— Как будто я не понимаю! Уж такие вы мне свежие новости сообщаете… — Он вздохнул. — Ладно, не будем ссориться. Может быть, я и ошибаюсь на ваш счет, кто вас знает… В любом случае, Соломон Богданович, желаю удачи. Улетите — я вас там найду. Не улетите — здесь встретимся. В общем, не прощаюсь.
И медленно растворился в наплывающем из окна рассвете.
Наталья Павловна весьма кстати удалилась в аптеку. Последнее, чего бы мне хотелось, это подвергнуть ее доброе сердце муке прощания.
Я порхнул в форточку и принялся решительно расхаживать по оконному карнизу, поглядывая на часы над порталом соседнего дома.
Душа трепетала.
Передо мной расстилалась Москва. Я зажмурился на мгновение: вот сейчас раздастся молодецкий посвист, и вороные кони взовьются над вечным городом… Но не слишком ли просто жить, если бы удавалось обернуться каким-нибудь литературным персонажем, — и не слишком ли пресно, если все известно заранее?
Нет, каждый уходит по-своему.
Но хоть и по-своему, а все же еще час, два, три — и Москва скроется, растворится в дымке, потеряется в прошлом. А стая Luscinia luscinia будет все так же лететь! — и лететь! — и лететь! — тревожа быстрыми крыльями голубой воздух… и я буду мчаться с ними — чтобы через несколько дней с победным возгласом усесться на какую-нибудь пальму на берегу никогда не стынущего моря.
Да, так и случится.
Я улечу в теплые страны.
Здесь скоро пойдет снег… ветер потащит белые пряди по асфальту.
Здесь настанет зима, а там — там тепло!…
По золотому куполу монастырской церкви прошлась быстрая рябь — это россыпь моих друзей Luscinia luscinia беспокоила воздух. Стая приближалась, чтобы взять старика в свою компанию…
Сердце мое заболело. Заныло, затрепетало, сжимаясь от страха, — как будто его вот-вот должны были вырвать из груди.
Старший отважно спикировал. Ловко затрепетав крыльями, присел на карниз.

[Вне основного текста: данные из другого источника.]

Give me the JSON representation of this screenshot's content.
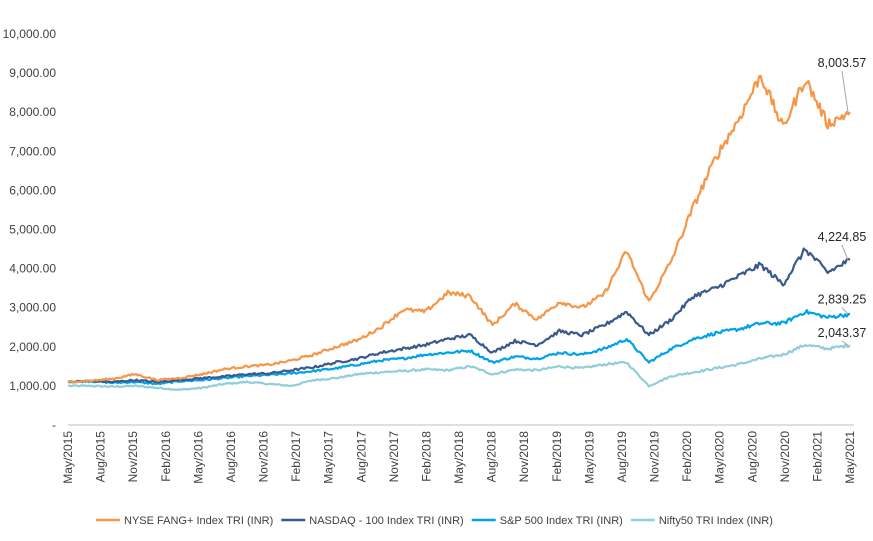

— Здравствуйте, Соломон Богданович. Уж извините, на тридцать четыре секунды задержались. — И привычно пошутил: — Чертовы пробки.
— Да ладно, — ответил я. — Пробки в потолок! Разве дело в секундах?
— Тогда на крыло?
— На крыло, — кивнул я. — Летим!
Вот и все…
Воздух принял меня, поддержал!.. я набрал высоту, лег на курс!.. и полетел, с каждым взмахом крыльев оказываясь дальше от того, что было недвижно, а потому оставалось позади.
Ветер скручивал воздух в полупрозрачные воронки и подгонял меня, и подхватывал. И дружные Luscinia luscinia летели рядом: я всегда мог рассчитывать на их поддержку, на помощь в том дальнем пути, что нам предстоял.
Все было хорошо.
Но сердце! Бедное мое сердце!
С каждым взмахом крыльев оно болело все сильнее.
Да, ведь с каждым взмахом крыльев я оказывался дальше от того, что было недвижно, а потому оставалось за спиной, — и, вероятно, мое несчастное сердце было привязано к нему каким-то нервом, или жилкой, или кровеносным сосудом; эта привязь мучительно растягивалась, принося мне все новые страдания… И вдруг я понял, что когда она порвется (а она порвется, ведь с каждым взмахом крыльев я оказывался все дальше, и на всей земле нет ничего столь прочного, что смогло бы выдержать этот страшный натяг!), — когда она порвется, я умру.
— Дорогие Luscinia luscinia! — закричал я в страшном, судорожном испуге. — Я возвращаюсь, прощайте!
И тут же нырнул и кувыркнулся, а потом, уже взяв обратный курс и оглянувшись, помахал им крылом.
Вероятно, они посчитали невозможным расстаться со мной вот так, на лету.
От главной стаи отделилась малая горсть дорогих сердцу птах: догнали и полетели рядом, твердя, что, раз уж я решил вернуться, непременно должны проводить меня до прежнего места.
Скоро я, переводя дыхание, опустился на карниз.
А они сделали круг — и окончательно растворились в курчавом воздухе.